Добавить в цитаты Настройки чтения

Страница 65 из 92

Она положила ему на голову свою морщинистую, старую руку. У нее у самой закапали слезы.

— Молчи, дурачок, не плачь! — шептала она. — Все Бог, все Бог! Чего тебе плакать — перемелется… несчастье-то было давно и давно его нет больше, только вон оно — со стены смотрит!..

Между тем эти прорвавшиеся нервные рыдания облегчили Михаила Ивановича. Он поднялся, проговорил: «Простите» и, ни на кого не глядя, уже хотел выйти из комнаты. Но тут Борис Сергеевич заступил ему дорогу.

— Я не могу так отпустить вас! — сказал он ему своим тихим, проникающим в душу голосом и крепко взял его за обе руки. — Я без вины виноват в горе, которое причинено вам сегодня… Да нет, все это не то… и к чему эти фразы!.. Смотри на меня… смотри…

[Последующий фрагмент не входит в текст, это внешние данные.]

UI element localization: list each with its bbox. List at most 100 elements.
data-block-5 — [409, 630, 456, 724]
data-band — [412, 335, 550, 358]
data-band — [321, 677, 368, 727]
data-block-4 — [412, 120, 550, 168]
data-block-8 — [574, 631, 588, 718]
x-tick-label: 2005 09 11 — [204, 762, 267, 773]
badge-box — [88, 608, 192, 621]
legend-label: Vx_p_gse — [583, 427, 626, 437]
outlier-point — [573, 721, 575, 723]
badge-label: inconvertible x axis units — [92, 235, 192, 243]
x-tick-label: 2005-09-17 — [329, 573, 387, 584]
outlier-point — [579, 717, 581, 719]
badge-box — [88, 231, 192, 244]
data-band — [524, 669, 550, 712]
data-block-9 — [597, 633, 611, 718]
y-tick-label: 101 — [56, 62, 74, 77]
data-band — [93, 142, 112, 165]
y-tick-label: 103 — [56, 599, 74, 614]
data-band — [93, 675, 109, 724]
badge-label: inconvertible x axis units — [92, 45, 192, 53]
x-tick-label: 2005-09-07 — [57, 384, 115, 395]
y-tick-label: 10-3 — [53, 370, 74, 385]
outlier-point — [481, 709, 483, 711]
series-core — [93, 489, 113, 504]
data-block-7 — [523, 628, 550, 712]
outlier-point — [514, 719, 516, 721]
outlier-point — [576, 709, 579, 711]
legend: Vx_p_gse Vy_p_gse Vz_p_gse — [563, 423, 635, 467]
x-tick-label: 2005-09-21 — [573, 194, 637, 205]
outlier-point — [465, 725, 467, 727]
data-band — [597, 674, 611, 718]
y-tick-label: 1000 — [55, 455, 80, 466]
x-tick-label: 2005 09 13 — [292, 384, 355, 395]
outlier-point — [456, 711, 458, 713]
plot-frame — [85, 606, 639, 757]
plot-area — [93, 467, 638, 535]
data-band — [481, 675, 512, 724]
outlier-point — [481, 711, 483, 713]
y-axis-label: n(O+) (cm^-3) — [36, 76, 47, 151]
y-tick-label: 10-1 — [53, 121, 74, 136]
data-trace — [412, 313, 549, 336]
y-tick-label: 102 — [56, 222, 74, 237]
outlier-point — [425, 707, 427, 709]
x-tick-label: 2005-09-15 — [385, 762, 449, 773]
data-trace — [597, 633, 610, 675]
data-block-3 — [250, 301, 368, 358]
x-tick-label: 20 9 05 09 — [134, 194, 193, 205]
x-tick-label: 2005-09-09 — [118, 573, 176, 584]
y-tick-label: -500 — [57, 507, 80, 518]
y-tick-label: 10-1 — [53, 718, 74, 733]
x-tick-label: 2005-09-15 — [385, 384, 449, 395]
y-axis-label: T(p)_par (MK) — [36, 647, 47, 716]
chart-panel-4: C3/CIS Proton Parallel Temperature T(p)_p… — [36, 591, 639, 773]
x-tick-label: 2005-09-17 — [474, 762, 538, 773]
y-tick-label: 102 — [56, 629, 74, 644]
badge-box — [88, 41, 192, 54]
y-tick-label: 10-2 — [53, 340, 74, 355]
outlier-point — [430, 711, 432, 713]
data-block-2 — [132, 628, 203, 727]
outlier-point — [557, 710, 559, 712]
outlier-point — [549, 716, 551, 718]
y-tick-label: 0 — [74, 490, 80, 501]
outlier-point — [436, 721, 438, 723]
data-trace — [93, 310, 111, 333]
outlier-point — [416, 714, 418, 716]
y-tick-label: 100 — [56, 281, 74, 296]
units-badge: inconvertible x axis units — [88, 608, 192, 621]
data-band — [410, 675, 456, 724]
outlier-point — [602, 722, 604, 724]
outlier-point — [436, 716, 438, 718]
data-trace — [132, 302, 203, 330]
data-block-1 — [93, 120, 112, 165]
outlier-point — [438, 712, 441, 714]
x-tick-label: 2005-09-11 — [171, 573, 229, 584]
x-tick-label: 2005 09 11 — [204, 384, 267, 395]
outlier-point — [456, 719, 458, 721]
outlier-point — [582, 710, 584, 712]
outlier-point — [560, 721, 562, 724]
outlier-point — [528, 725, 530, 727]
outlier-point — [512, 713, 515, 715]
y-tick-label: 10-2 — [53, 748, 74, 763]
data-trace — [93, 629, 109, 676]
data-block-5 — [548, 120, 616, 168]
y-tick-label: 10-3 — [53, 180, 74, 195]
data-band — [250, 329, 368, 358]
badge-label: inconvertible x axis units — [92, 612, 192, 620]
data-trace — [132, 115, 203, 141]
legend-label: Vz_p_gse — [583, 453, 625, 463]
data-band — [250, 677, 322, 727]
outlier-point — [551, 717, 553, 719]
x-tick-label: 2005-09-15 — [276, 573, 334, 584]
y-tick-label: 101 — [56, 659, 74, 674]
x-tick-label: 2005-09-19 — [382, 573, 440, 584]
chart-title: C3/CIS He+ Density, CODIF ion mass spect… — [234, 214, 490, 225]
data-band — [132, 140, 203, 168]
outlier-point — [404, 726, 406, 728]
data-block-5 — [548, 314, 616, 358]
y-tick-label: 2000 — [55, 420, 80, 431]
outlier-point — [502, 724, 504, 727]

Михаил Иванович невольно поднял глаза, встретил ясный взгляд старика и расслышал его шепот:

— Ведь я не чужой, и ты не захочешь, чтобы я был чужим тебе, ты вернешься ко мне, успокоившись?

В этих словах было что-то властное, что-то магнетическое. Михаил Иванович невольным порывом приблизился к Горбатову, и они обнялись.

И выходил Бородин из этого дома, несмотря на весь свой туман, несмотря на тоску, все же с сознанием чего-то доброго и хорошего, что смягчало боль его измученного сердца.

XII. КРОВЬ

В то время как перед портретом Владимира Горбатова происходила тяжелая сцена, необдуманно устроенная Кондратом Кузьмичем Прыгуновым, в доме Бородиных чувствовалась большая тревога.

Вот уже три дня как мирная жизнь стариков Бородиных была нарушена.

Иван Федорович, теперь уже превратившийся совсем в старика, но все еще бодрый и живой, несколько лет тому назад покинув гимназическую службу, исключительно предался своей страсти — огородничеству и садоводству. Он все дни, особенно весною, летом и в начале осени, проводил в своем саду и тепличках, выращивая удивительные цветы и тыквы всевозможных форм и величин. Эти цветы и тыквы были теперь его наилучшими друзьями и излюбленными детищами. Он следил за их ростом, лелеял их и даже беседовал с ними, так что Марья Семеновна не раз упрекала его, что он любит их больше, чем своих домашних.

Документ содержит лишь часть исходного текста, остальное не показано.